RECIPE: REC: Salmon with Bacon and Lentils. I made this once years ago and revived it last weekend

RECIPE:

joe

Well-known member
The flavors are wonderful together. We doubled the lentil mixture, which is good on its own. (I always soak lentils a few hours if I have time.) Next time I may try a low broiler for the salmon instead of a hot oven so the bacon will crisp more, but it was delicious as written.

SALMON WITH BACON AND LENTILS

From La Cléde, a restaurant in Cévennes National Park in southern France. Printed in Bon Appetit, 6/96.

1 cup lentils

1 onion, minced

1 carrot, peeled, finely chopped

4 2-inch long orange peel strips (orange part only)

2½ cups water

Salt and pepper

4 8-oz. salmon fillets, each cut crosswise into 3 pieces

6 bacon slices, each cut crosswise in half.

¼ cup whipping cream

¼ cup chopped fresh parsley

¼ cup chopped chives or green onions

2 tbs. minced fresh tarragon or 2 tsp. dried

Combine first 5 ingredients in saucepan and bring to boil. Reduce heat and simmer until lentils are tender, stirring occasionally, about 25 minutes. Drain, reserving ¾ cup cooking liquid. Discard orange peel. Return lentils to pan.
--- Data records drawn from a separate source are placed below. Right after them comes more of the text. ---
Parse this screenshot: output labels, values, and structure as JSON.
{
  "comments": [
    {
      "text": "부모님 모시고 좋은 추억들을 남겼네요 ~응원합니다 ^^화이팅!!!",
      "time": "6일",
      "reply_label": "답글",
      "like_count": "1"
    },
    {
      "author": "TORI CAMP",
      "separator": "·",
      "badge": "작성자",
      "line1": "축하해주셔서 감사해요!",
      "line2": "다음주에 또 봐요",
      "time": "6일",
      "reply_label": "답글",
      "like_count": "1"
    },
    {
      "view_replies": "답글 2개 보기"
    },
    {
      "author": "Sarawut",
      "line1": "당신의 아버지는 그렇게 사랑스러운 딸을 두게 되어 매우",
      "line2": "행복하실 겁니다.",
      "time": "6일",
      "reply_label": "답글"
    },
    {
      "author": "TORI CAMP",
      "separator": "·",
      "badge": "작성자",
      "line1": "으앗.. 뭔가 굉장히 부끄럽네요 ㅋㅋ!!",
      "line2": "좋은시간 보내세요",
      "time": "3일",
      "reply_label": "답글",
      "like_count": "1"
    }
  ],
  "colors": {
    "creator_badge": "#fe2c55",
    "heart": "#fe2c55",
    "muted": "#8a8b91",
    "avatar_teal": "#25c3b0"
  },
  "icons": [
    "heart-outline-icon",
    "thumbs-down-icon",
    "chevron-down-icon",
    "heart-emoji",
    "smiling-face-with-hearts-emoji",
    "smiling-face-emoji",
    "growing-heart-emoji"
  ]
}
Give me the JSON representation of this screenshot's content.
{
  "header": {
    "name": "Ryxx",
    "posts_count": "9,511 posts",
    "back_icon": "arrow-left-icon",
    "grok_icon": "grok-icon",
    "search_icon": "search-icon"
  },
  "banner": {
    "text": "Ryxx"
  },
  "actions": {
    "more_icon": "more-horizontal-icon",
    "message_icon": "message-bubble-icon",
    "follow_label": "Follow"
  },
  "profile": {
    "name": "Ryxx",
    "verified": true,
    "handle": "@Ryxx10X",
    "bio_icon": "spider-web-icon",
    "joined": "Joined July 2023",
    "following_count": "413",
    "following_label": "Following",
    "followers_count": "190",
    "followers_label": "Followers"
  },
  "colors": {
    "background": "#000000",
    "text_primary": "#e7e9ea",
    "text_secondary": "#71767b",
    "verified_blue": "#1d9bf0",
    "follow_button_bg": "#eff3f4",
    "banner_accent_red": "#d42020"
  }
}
Season with salt and pepper. (Can be made 1 day ahead and chilled.)

Preheat oven to 450ºF. Place salmon on baking sheet. Wrap 1 piece bacon around center of each salmon piece, arranging bacon ends on bottom. Bake until salmon is opaque in center, about 8 minutes.

Meanwhile, add enough reserved cooking liquid to lentils to moisten. Mix in cream, then parsley, chives and tarragon and bring to simmer. Spoon lentils onto plates. Top each with 3 salmon pieces in spoke pattern and serve.

 
There's only 1/4 cup cream in the pot of lentils. I served up 2 pieces of salmon each instead of 3

to 4 people. That's only one piece of bacon per serving. It's definitely rich but don't lentils justify everything?

I hope you try it.

 
The bacon cooked through but didn't really crisp up. It was tender instead. That is why I will try

the broiler instead next time. If I had cooked it longer the salmon would have dried out. I reheated the leftovers in the toaster oven set on "broil" and they browned a bit more, but my toaster oven is not very powerful.

I wouldn't precook it because then it wouldn't "hug" the salmon as it shrinks. (I like my ingredients to get along.)